You are viewing a plain text version of this content. The canonical link for it is here.
Posted to dev@lucene.apache.org by Frank Nestel <in...@doris-frank.de> on 2001/10/12 12:52:41 UTC

feature suggestion

Maybe I shouldn't, but it looks like the Token retrieval question
seems to have triggered great thoughts in your guru brains. 

Here is another thing I could use, actually browsing through the
FieldWriter
and FieldReader stuff I do not see that it is principal problem.
For me it even seems simpler than the Token retrieval problem.

Actually Lucene is kind of a special purpose database and I realized
that some parts of my application would be even easier if I could store
additional information on documents which do not fit into the current
realm of Fields. Lucene would give me a thread safe efficient repository
for my data, especially since I use it anyway for the pure searching.

For a short moment I considered marshalling this extra info into XML or
at least text. But this means an considerable overhead and another 
developers inconvenience. It should be possible to have a different kind
of Field which holds a Serializable Object just stored, untokenized and
unindexed just for retrieval together with other document data. 
Probably there might be other applications where even unstored Fields
of that kind would make sense, but tokenizing should be impossible. And
I do not want to dream here about what one could do if indexing was
possible.

Of course I understand this is not a thing to appear soon.

But in case it appears, I'll throw away nearly half of my document 
storing code since I'd fully rely on the Lucene engine.

Thanks for your patience,

Regards,
Frank

-- 
------------------------------------------ooO---"---Ooo-------------------
info@doris-frank.de,                "I hate this game, lets play it
again"
http://doris-frank.de,            
http://duf.spieleck.de/mailman/listinfo   
Dr. Frank  Sven  Nestel,      http://spieleck.de,
http://frank.spieleck.de 
Spiele von Doris und Frank, Wolfsstaudenring 32, D-91056 Erlangen,
GERMANY

Re: feature suggestion

Posted by Dmitry Serebrennikov <dm...@earthlink.net>.

Frank Nestel wrote:

>Yes, I would prefer to have native Object support. It's
>not that I do not know how to wrap arround that, it is
>just that I thought this would be a nice and lean extension of
>the Lucene API without loosing the primary focus of Lucene.
>
>To make this really lean in terms of generated index size
>I guess it would be better to have those serialized Objects
>stored as byte[] rather than String?
>
Not only that, but I think they are required to be byte[]s because of 
the separation between Java characters treams (which are modified by 
character encoding in effect) and data streams that are pure bytes.


Re: feature suggestion

Posted by Frank Nestel <in...@doris-frank.de>.
Yes, I would prefer to have native Object support. It's
not that I do not know how to wrap arround that, it is
just that I thought this would be a nice and lean extension of
the Lucene API without loosing the primary focus of Lucene.
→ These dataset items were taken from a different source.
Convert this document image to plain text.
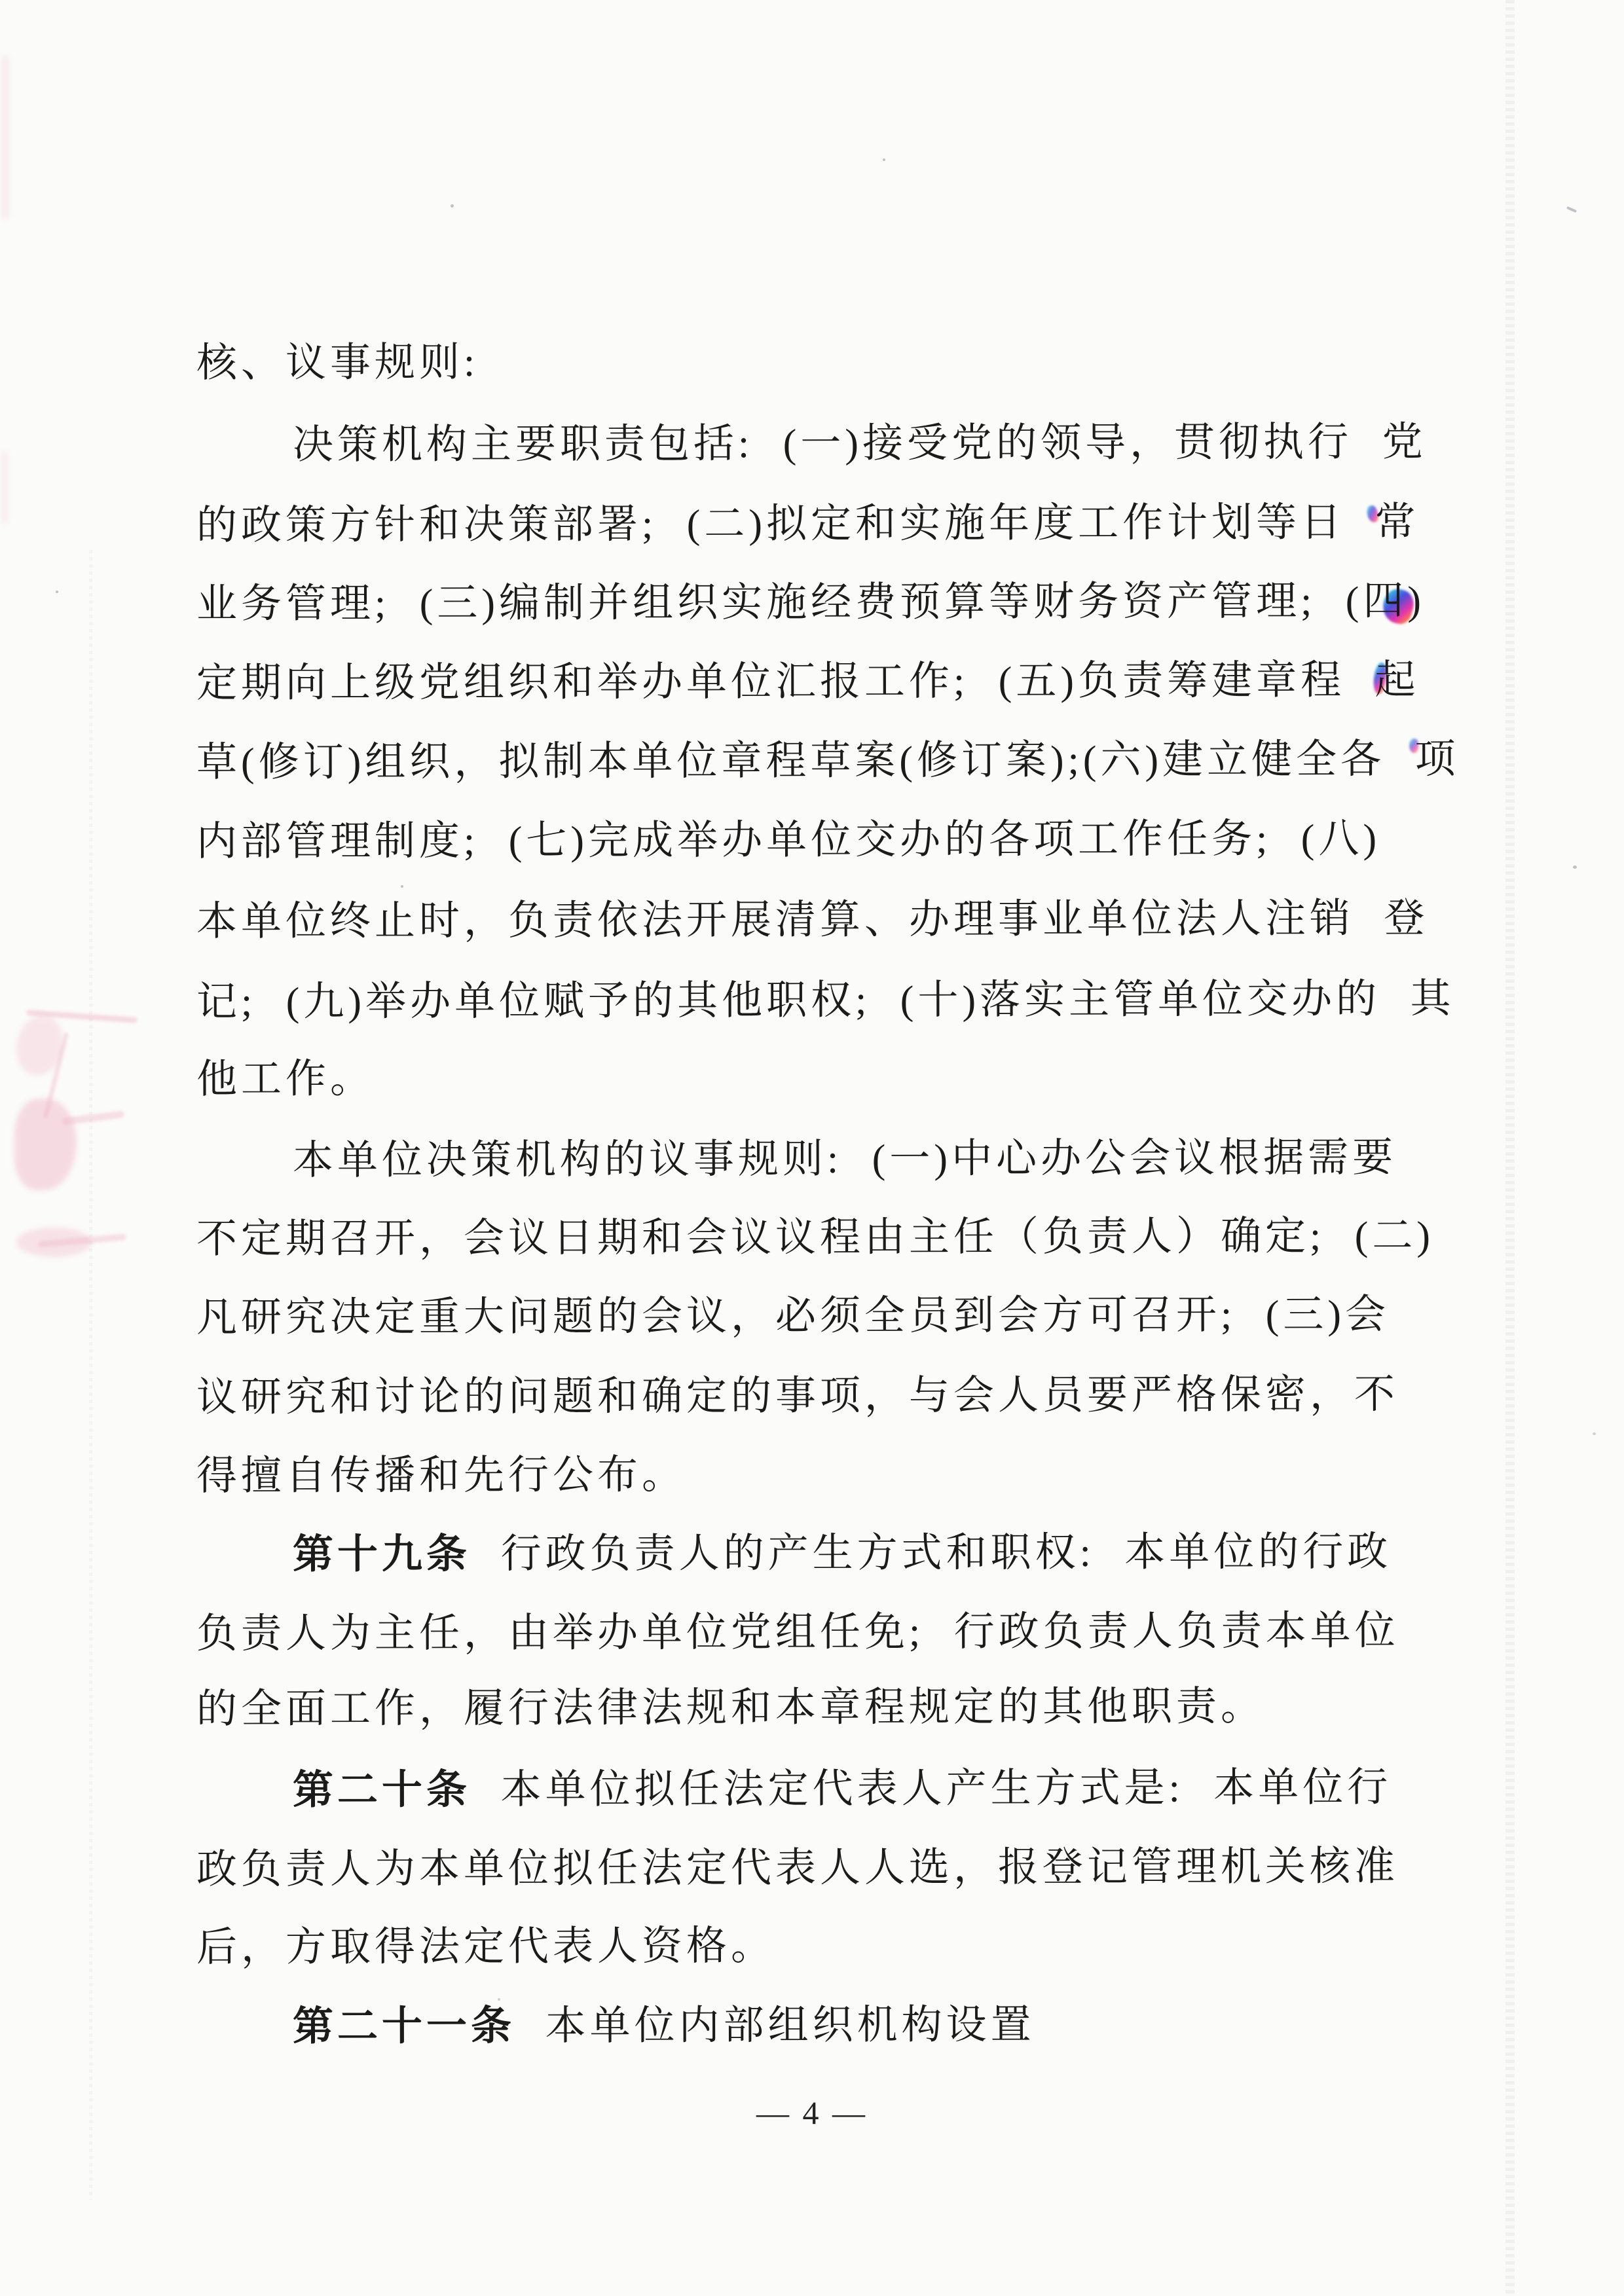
核、议事规则:
决策机构主要职责包括: (一)接受党的领导，贯彻执行 党
的政策方针和决策部署; (二)拟定和实施年度工作计划等日 常
业务管理; (三)编制并组织实施经费预算等财务资产管理; (四)
定期向上级党组织和举办单位汇报工作; (五)负责筹建章程 起
草(修订)组织，拟制本单位章程草案(修订案);(六)建立健全各 项
内部管理制度; (七)完成举办单位交办的各项工作任务; (八)
本单位终止时，负责依法开展清算、办理事业单位法人注销 登
记; (九)举办单位赋予的其他职权; (十)落实主管单位交办的 其
他工作。
本单位决策机构的议事规则: (一)中心办公会议根据需要
不定期召开，会议日期和会议议程由主任（负责人）确定; (二)
凡研究决定重大问题的会议，必须全员到会方可召开; (三)会
议研究和讨论的问题和确定的事项，与会人员要严格保密，不
得擅自传播和先行公布。
第十九条 行政负责人的产生方式和职权: 本单位的行政
负责人为主任，由举办单位党组任免; 行政负责人负责本单位
的全面工作，履行法律法规和本章程规定的其他职责。
第二十条 本单位拟任法定代表人产生方式是: 本单位行
政负责人为本单位拟任法定代表人人选，报登记管理机关核准
后，方取得法定代表人资格。
第二十一条 本单位内部组织机构设置
— 4 —
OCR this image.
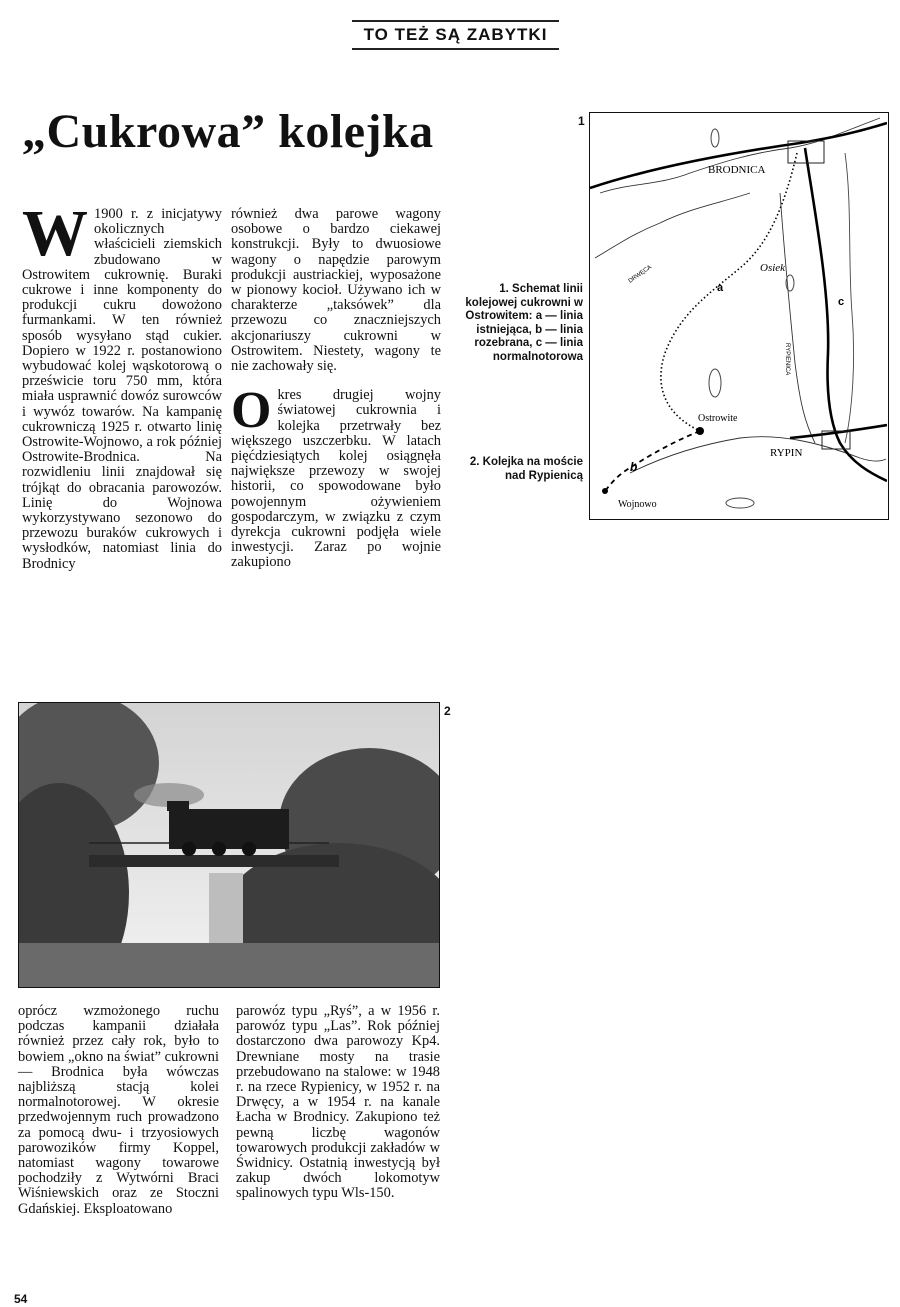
TO TEŻ SĄ ZABYTKI
„Cukrowa” kolejka
W 1900 r. z inicjatywy okolicznych właścicieli ziemskich zbudowano w Ostrowitem cukrownię. Buraki cukrowe i inne komponenty do produkcji cukru dowożono furmankami. W ten również sposób wysyłano stąd cukier. Dopiero w 1922 r. postanowiono wybudować kolej wąskotorową o prześwicie toru 750 mm, która miała usprawnić dowóz surowców i wywóz towarów. Na kampanię cukrowniczą 1925 r. otwarto linię Ostrowite-Wojnowo, a rok później Ostrowite-Brodnica. Na rozwidleniu linii znajdował się trójkąt do obracania parowozów. Linię do Wojnowa wykorzystywano sezonowo do przewozu buraków cukrowych i wysłodków, natomiast linia do Brodnicy

również dwa parowe wagony osobowe o bardzo ciekawej konstrukcji. Były to dwuosiowe wagony o napędzie parowym produkcji austriackiej, wyposażone w pionowy kocioł. Używano ich w charakterze „taksówek” dla przewozu co znaczniejszych akcjonariuszy cukrowni w Ostrowitem. Niestety, wagony te nie zachowały się.

O kres drugiej wojny światowej cukrownia i kolejka przetrwały bez większego uszczerbku. W latach pięćdziesiątych kolej osiągnęła największe przewozy w swojej historii, co spowodowane było powojennym ożywieniem gospodarczym, w związku z czym dyrekcja cukrowni podjęła wiele inwestycji. Zaraz po wojnie zakupiono

1
BRODNICA
Osiek
Ostrowite
RYPIN
Wojnowo
DRWĘCA
RYPIENICA
a
b
c
1. Schemat linii kolejowej cukrowni w Ostrowitem: a — linia istniejąca, b — linia rozebrana, c — linia normalnotorowa
2. Kolejka na moście nad Rypienicą
2

oprócz wzmożonego ruchu podczas kampanii działała również przez cały rok, było to bowiem „okno na świat” cukrowni — Brodnica była wówczas najbliższą stacją kolei normalnotorowej. W okresie przedwojennym ruch prowadzono za pomocą dwu- i trzyosiowych parowozików firmy Koppel, natomiast wagony towarowe pochodziły z Wytwórni Braci Wiśniewskich oraz ze Stoczni Gdańskiej. Eksploatowano

parowóz typu „Ryś”, a w 1956 r. parowóz typu „Las”. Rok później dostarczono dwa parowozy Kp4. Drewniane mosty na trasie przebudowano na stalowe: w 1948 r. na rzece Rypienicy, w 1952 r. na Drwęcy, a w 1954 r. na kanale Łacha w Brodnicy. Zakupiono też pewną liczbę wagonów towarowych produkcji zakładów w Świdnicy. Ostatnią inwestycją był zakup dwóch lokomotyw spalinowych typu Wls-150.

54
To make this really lean in terms of generated index size
I guess it would be better to have those serialized Objects
stored as byte[] rather than String?

Dmitry Serebrennikov schrieb:
> 
> Frank Nestel wrote:
> 
> >[...]
> >
> >
> >For a short moment I considered marshalling this extra info into XML or
> >at least text. But this means an considerable overhead and another
> >developers inconvenience. It should be possible to have a different kind
> >of Field which holds a Serializable Object just stored, untokenized and
> >unindexed just for retrieval together with other document data.
> >Probably there might be other applications where even unstored Fields
> >of that kind would make sense, but tokenizing should be impossible. And
> >I do not want to dream here about what one could do if indexing was
> >possible.
> >
> What's preventing you from doing this now? I think you could declare a
> stored / untokenized / unindexed field. Maybe the problem is that it has
> to contain a string, whereas serialized objects should really be stored
> as byte[]. Is that the deal?

-- 
------------------------------------------ooO---"---Ooo-------------------
info@doris-frank.de,                "I hate this game, lets play it
again"
http://doris-frank.de,            
http://duf.spieleck.de/mailman/listinfo   
Dr. Frank  Sven  Nestel,      http://spieleck.de,
http://frank.spieleck.de 
Spiele von Doris und Frank, Wolfsstaudenring 32, D-91056 Erlangen,
GERMANY



Re: feature suggestion

Posted by Dmitry Serebrennikov <dm...@earthlink.net>.

Frank Nestel wrote:

>[...]
>
>
>For a short moment I considered marshalling this extra info into XML or
>at least text. But this means an considerable overhead and another 
>developers inconvenience. It should be possible to have a different kind
>of Field which holds a Serializable Object just stored, untokenized and
>unindexed just for retrieval together with other document data. 
>Probably there might be other applications where even unstored Fields
>of that kind would make sense, but tokenizing should be impossible. And
>I do not want to dream here about what one could do if indexing was
>possible.
>
What's preventing you from doing this now? I think you could declare a 
stored / untokenized / unindexed field. Maybe the problem is that it has 
to contain a string, whereas serialized objects should really be stored 
as byte[]. Is that the deal?